Afirmó Rabindranath Tagore que “cada niño, al nacer, nos trae el mensaje de que Dios aún no pierde la esperanza en los hombres”. Tal vez por esto y por la compasión y ternura que despiertan y encarnan, para el derecho de la humanidad, que es como algunos llaman a la amalgama del derecho internacional de los derechos humanos, el derecho internacional humanitario y el derecho penal internacional, sus derechos prevalecen sobre los de los demás y sus intereses, que se consideran superiores, deben tenerse en cuenta en todas las decisiones que los afecten. Los niños son, en efecto, sujetos especialmente protegidos.
Esto, sin embargo, no ha sido comprendido a cabalidad por todos los sectores de la sociedad colombiana. Durante décadas, las guerrillas y otros grupos armados organizados han reclutado y usado niños para participar en hostilidades, pese a que los Convenios de Ginebra de 1949 y sus dos Protocolos Facultativos de 1977, la Convención sobre los Derechos del Niño y su Protocolo Adicional sobre Niños y Conflictos Armados, el Estatuto de Roma de la Corte Penal Internacional y el Código Penal colombiano prohíben y criminalizan esa conducta. Quien recluta y usa niños comete un crimen de guerra.

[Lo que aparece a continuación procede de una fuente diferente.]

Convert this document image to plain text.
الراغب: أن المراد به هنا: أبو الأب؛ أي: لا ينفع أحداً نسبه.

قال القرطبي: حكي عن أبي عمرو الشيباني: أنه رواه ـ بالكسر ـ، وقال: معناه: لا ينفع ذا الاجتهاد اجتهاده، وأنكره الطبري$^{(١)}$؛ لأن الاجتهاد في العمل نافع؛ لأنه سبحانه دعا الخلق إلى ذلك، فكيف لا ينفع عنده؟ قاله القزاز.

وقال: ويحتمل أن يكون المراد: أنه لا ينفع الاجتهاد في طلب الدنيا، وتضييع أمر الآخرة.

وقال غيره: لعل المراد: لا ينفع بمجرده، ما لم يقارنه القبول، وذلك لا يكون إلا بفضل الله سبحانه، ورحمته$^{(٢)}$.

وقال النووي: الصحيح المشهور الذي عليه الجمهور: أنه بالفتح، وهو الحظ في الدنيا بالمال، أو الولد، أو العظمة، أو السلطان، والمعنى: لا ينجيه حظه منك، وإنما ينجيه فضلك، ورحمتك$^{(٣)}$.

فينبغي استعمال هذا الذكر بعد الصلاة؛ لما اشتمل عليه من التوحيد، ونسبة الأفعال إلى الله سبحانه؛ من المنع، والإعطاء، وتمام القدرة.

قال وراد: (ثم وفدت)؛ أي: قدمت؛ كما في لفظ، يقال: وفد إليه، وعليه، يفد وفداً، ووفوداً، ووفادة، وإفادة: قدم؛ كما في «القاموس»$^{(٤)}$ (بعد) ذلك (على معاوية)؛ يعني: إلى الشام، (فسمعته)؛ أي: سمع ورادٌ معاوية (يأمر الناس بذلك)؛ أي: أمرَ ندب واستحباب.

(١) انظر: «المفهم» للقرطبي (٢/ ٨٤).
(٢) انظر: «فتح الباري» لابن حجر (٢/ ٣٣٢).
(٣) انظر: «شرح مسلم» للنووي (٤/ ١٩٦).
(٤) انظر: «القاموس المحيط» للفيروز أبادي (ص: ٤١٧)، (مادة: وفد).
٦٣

Las FARC y sus asesores fueron hábiles en La Habana. Lograron que el Gobierno Santos aceptara que el criterio jurídico para determinar si se había cometido o no reclutamiento y utilización de niños fuera el Estatuto de Roma, no la legislación nacional. Esto parecía razonable. Pero convenía ser perspicaz: mientras la normativa mundial indica que esa conducta punible existe cuando la víctima es menor de quince años, bajo la ley colombiana existe responsabilidad penal cuando la víctima es menor de dieciocho. En otras palabras, el acuerdo excusaba los casos de reclutamiento de niños entre quince y diecisiete años.

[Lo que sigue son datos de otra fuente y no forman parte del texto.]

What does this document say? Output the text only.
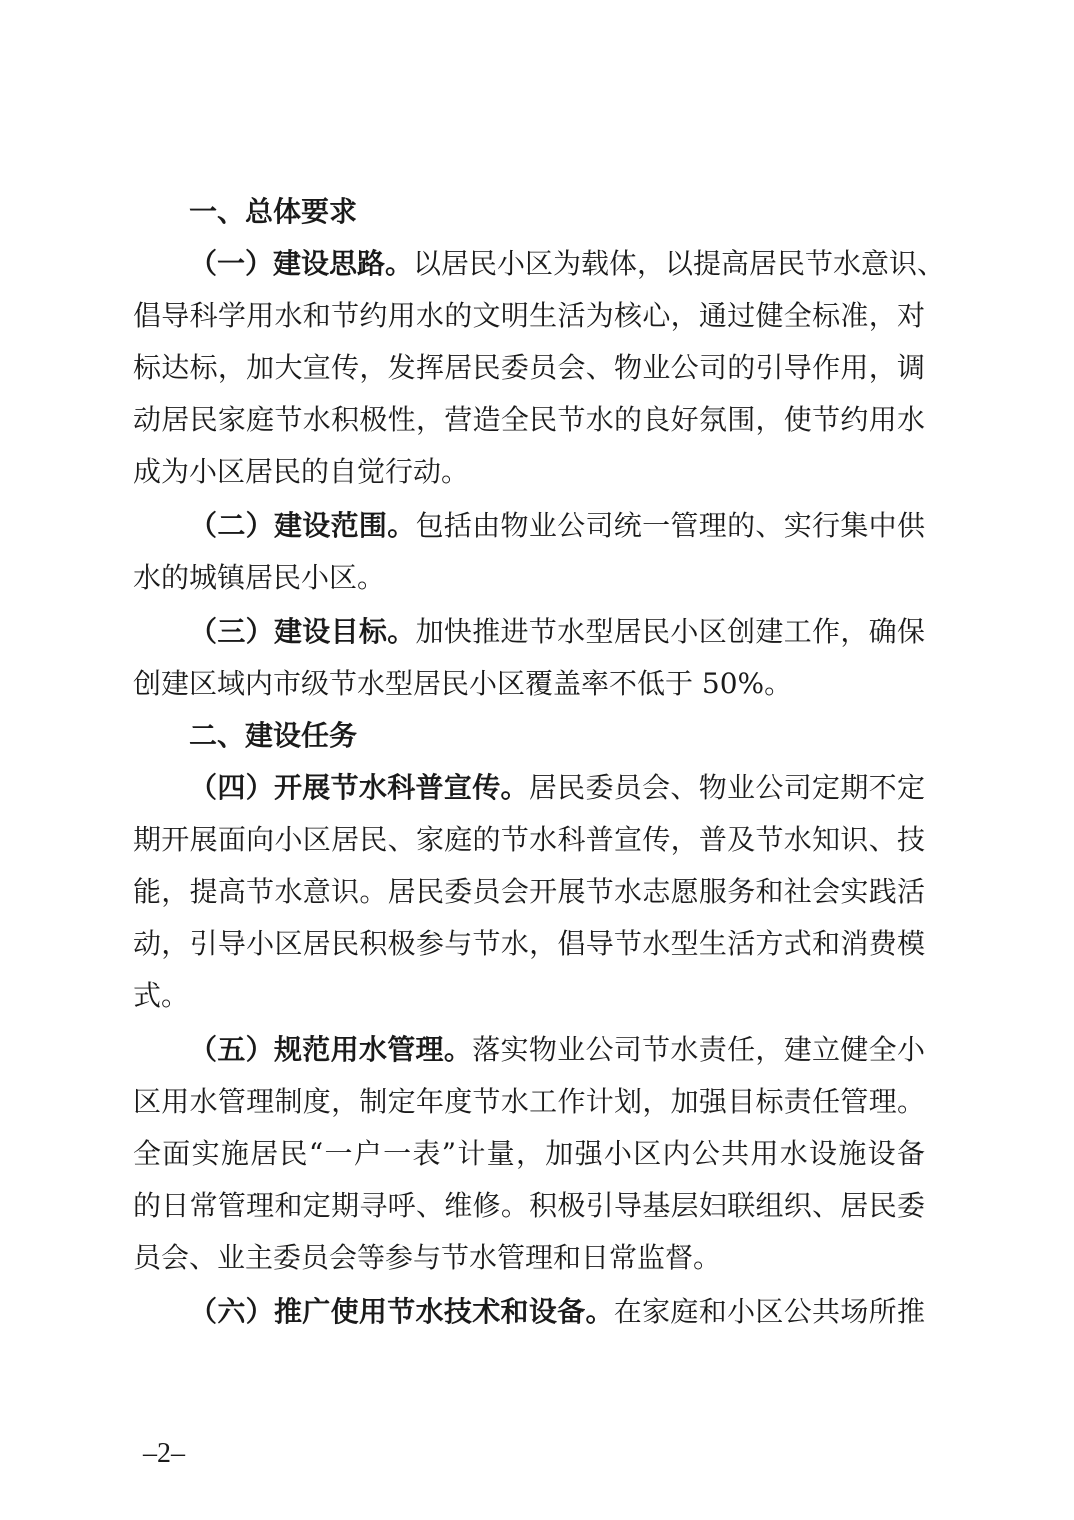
一、总体要求
（一）建设思路。以居民小区为载体，以提高居民节水意识、
倡导科学用水和节约用水的文明生活为核心，通过健全标准，对
标达标，加大宣传，发挥居民委员会、物业公司的引导作用，调
动居民家庭节水积极性，营造全民节水的良好氛围，使节约用水
成为小区居民的自觉行动。
（二）建设范围。包括由物业公司统一管理的、实行集中供
水的城镇居民小区。
（三）建设目标。加快推进节水型居民小区创建工作，确保
创建区域内市级节水型居民小区覆盖率不低于 50%。
二、建设任务
（四）开展节水科普宣传。居民委员会、物业公司定期不定
期开展面向小区居民、家庭的节水科普宣传，普及节水知识、技
能，提高节水意识。居民委员会开展节水志愿服务和社会实践活
动，引导小区居民积极参与节水，倡导节水型生活方式和消费模
式。
（五）规范用水管理。落实物业公司节水责任，建立健全小
区用水管理制度，制定年度节水工作计划，加强目标责任管理。
全面实施居民“一户一表”计量，加强小区内公共用水设施设备
的日常管理和定期寻呼、维修。积极引导基层妇联组织、居民委
员会、业主委员会等参与节水管理和日常监督。
（六）推广使用节水技术和设备。在家庭和小区公共场所推
–2–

La negligencia del Gobierno de la época fue corregida en el Palacio de Justicia. Al revisar el compromiso, la Corte Constitucional no tuvo más camino que declarar su inconstitucionalidad. Como consecuencia de esta decisión, el estándar para determinar si un niño fue o no reclutado volvió a ser la ley nacional: dieciocho años. Mas los derechos de los niños siguen siendo violados. Tristemente, el reproche central no se ha dirigido contra quienes los reclutan y ponen en peligro, sino contra el Estado, al que, producto de una ética muy dudosa, algunos responsabilizan de todo.

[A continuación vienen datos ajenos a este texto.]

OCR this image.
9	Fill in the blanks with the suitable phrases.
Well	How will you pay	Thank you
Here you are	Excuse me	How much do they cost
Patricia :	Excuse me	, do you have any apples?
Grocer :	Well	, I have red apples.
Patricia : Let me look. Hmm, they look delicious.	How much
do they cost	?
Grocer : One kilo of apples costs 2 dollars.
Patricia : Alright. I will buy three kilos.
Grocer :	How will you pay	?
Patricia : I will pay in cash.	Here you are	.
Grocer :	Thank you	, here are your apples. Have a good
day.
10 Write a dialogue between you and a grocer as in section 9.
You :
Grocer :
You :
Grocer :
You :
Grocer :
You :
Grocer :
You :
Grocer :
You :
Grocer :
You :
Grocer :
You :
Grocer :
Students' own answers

Es cierto que varios niños han perdido sus vidas en enfrentamientos entre la Fuerza Pública y los grupos armados ilegales y que inteligencia y la conciencia humanas nos exigen lamentar sus muertes. Pero el Derecho nos obliga a no caer en conclusiones simplistas que llevan a señalamientos injustos que sirven a las campañas de desprestigio contra las Fuerzas Militares y de Policía. Sí, el Estado está obligado a recabar información antes de ejecutar una acción militar y tomar todas las precauciones necesarias y razonables para evitar o reducir el daño. Pero también es cierto, primero, que quienes ponen en riesgo a los niños víctimas de reclutamiento son quienes los reclutan; segundo, que el deber del Estado de reunir información es, como decimos los abogados, de medio, no de resultado (es decir, la Fuerza Pública tiene que hacer todo lo que esté a su alcance para obtener información relevante para el esfuerzo militar, pero no se le puede exigir que finalmente la obtenga -ello sería pedirle que sea infalible-); tercero, que, en ocasiones, los niños pierden el estatus de personas protegidas, como cuando participan en hostilidades y se convierten en objetivos militares legítimos (¿qué hacer frente a un niño que no deja de disparar una AK47?); y, cuarto, que no existe el delito de homicidio o asesinato negligente o culposo de persona protegida (esto significa que si no hay conocimiento de que, por ejemplo, hay un niño en un campamento guerrillero que es bombardeado, no se configura el delito de homicidio, sin que ello impida, desde luego, demandar la responsabilidad civil o patrimonial del Estado).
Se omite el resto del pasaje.